On Fri, Jun 7, 2013 at 3:06 PM, Jim Klimov <jimklimov at cos.ru> wrote:

> Comment below
>
>
> On 2013-06-07 20:42, Heinrich van Riel wrote:
>
>> One sec apart cloning 150GB vm from a datastore on EMC to OI.
>>
>> alloc free read write read write
>> ----- ----- ----- ----- ----- -----
>> 309G 54.2T 81 48 452K 1.34M
>> 309G 54.2T 0 8.17K 0 258M
>> 310G 54.2T 0 16.3K 0 510M
>> 310G 54.2T 0 0 0 0
>> 310G 54.2T 0 0 0 0
>> 310G 54.2T 0 0 0 0
>> 310G 54.2T 0 10.1K 0 320M
>> 311G 54.2T 0 26.1K 0 820M
>> 311G 54.2T 0 0 0 0
>> 311G 54.2T 0 0 0 0
>> 311G 54.2T 0 0 0 0
>> 311G 54.2T 0 10.6K 0 333M
>> 313G 54.2T 0 27.4K 0 860M
>> 313G 54.2T 0 0 0 0
>> 313G 54.2T 0 0 0 0
>> 313G 54.2T 0 0 0 0
>> 313G 54.2T 0 9.69K 0 305M
>> 314G 54.2T 0 10.8K 0 337M
>>
> ...
> Were it not for your complaints about link resets and "unusable"

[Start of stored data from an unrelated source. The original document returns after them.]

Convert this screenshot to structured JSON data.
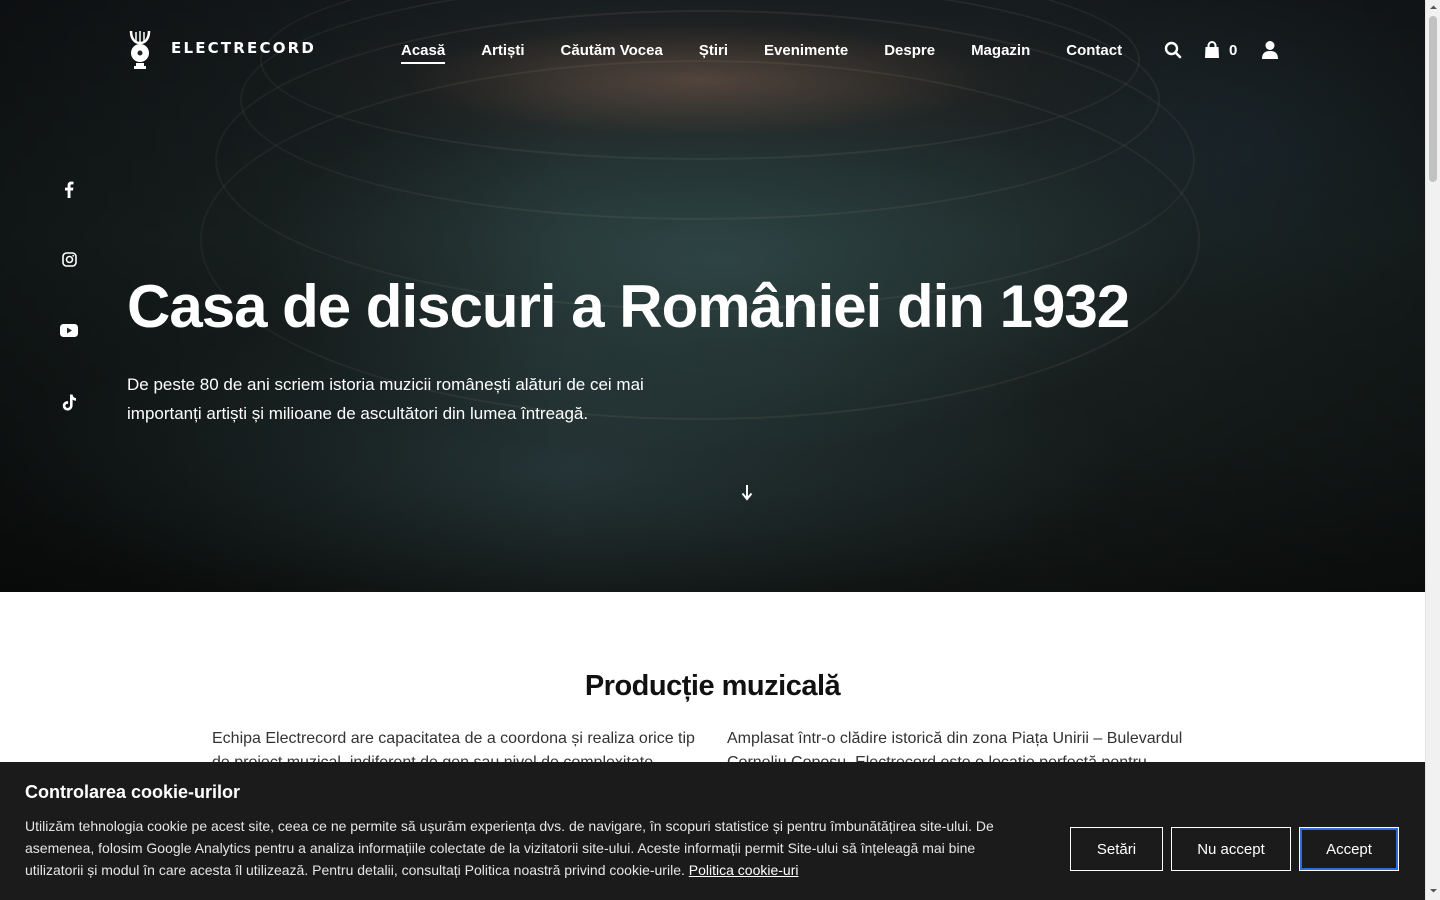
{
  "header": {
    "logo_text": "ELECTRECORD",
    "nav": [
      {
        "label": "Acasă",
        "active": true
      },
      {
        "label": "Artiști"
      },
      {
        "label": "Căutăm Vocea"
      },
      {
        "label": "Știri"
      },
      {
        "label": "Evenimente"
      },
      {
        "label": "Despre"
      },
      {
        "label": "Magazin"
      },
      {
        "label": "Contact"
      }
    ],
    "cart_count": "0",
    "icons": [
      "search-icon",
      "shopping-bag-icon",
      "user-icon"
    ]
  },
  "social": [
    "facebook-icon",
    "instagram-icon",
    "youtube-icon",
    "tiktok-icon"
  ],
  "hero": {
    "title": "Casa de discuri a României din 1932",
    "subtitle": "De peste 80 de ani scriem istoria muzicii românești alături de cei mai importanți artiști și milioane de ascultători din lumea întreagă."
  },
  "production": {
    "title": "Producție muzicală",
    "left_text": "Echipa Electrecord are capacitatea de a coordona și realiza orice tip de proiect muzical, indiferent de gen sau nivel de complexitate. Studioul",
    "right_text": "Amplasat într-o clădire istorică din zona Piața Unirii – Bulevardul Corneliu Coposu, Electrecord este o locație perfectă pentru proiectele"
  },
  "cookie": {
    "title": "Controlarea cookie-urilor",
    "text": "Utilizăm tehnologia cookie pe acest site, ceea ce ne permite să ușurăm experiența dvs. de navigare, în scopuri statistice și pentru îmbunătățirea site-ului. De asemenea, folosim Google Analytics pentru a analiza informațiile colectate de la vizitatorii site-ului. Aceste informații permit Site-ului să înțeleagă mai bine utilizatorii și modul în care acesta îl utilizează. Pentru detalii, consultați Politica noastră privind cookie-urile.",
    "link": "Politica cookie-uri",
    "settings_label": "Setări",
    "reject_label": "Nu accept",
    "accept_label": "Accept",
    "accent_color": "#2b6de0"
  }
}
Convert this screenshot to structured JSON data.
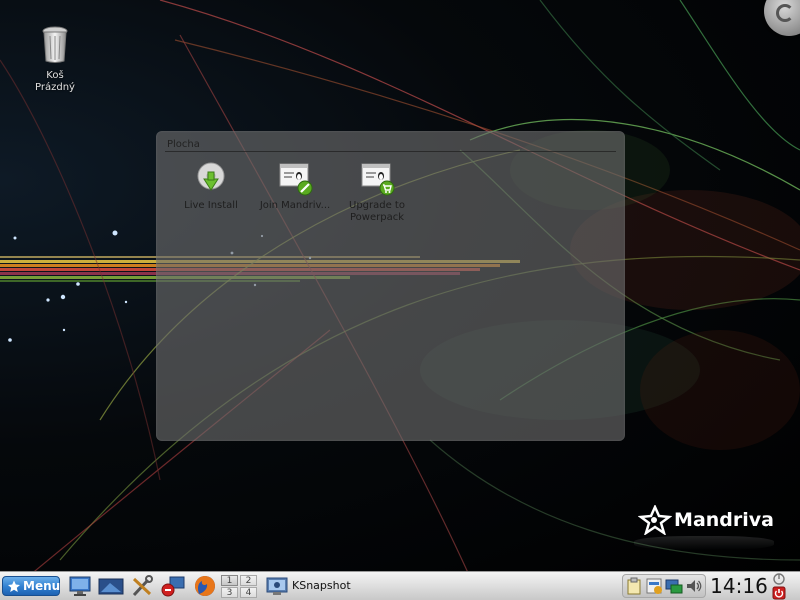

> connections, I'd say this looks like a normal behavior for async
> writes: they get cached up, and every 5 sec you have a transaction
> group (TXG) sync which flushes the writes from cache to disks.
>
> In fact, the picture still looks like that, and possibly is the
> reason for hiccups.
>
> The TXG sync may be an IO intensive process, which may block or
> delay many other system tasks; previously when the interval
> defaulted to 30 sec we got unusable SSH connections and temporarily
> "hung" disk requests on the storage server every half a minute when
> it was really busy (i.e. initial filling up with data from older
> boxes). It cached up about 10 seconds worth of writes, then spewed
> them out and could do nothing else. I don't think I ever saw network
> connections timing out or NICs reporting resets due to this, but I
> wouldn't be surprised if this were the cause for your case, though
> (i.e. disk IO threads preempting HBA/NIC threads for too long somehow,
> making the driver very puzzled about staleness state of its card).
>
> At the very least, TXG syncs can be tuned by two knobs: the time
> limit (5 sec default) and the size limit (when the cache is "this"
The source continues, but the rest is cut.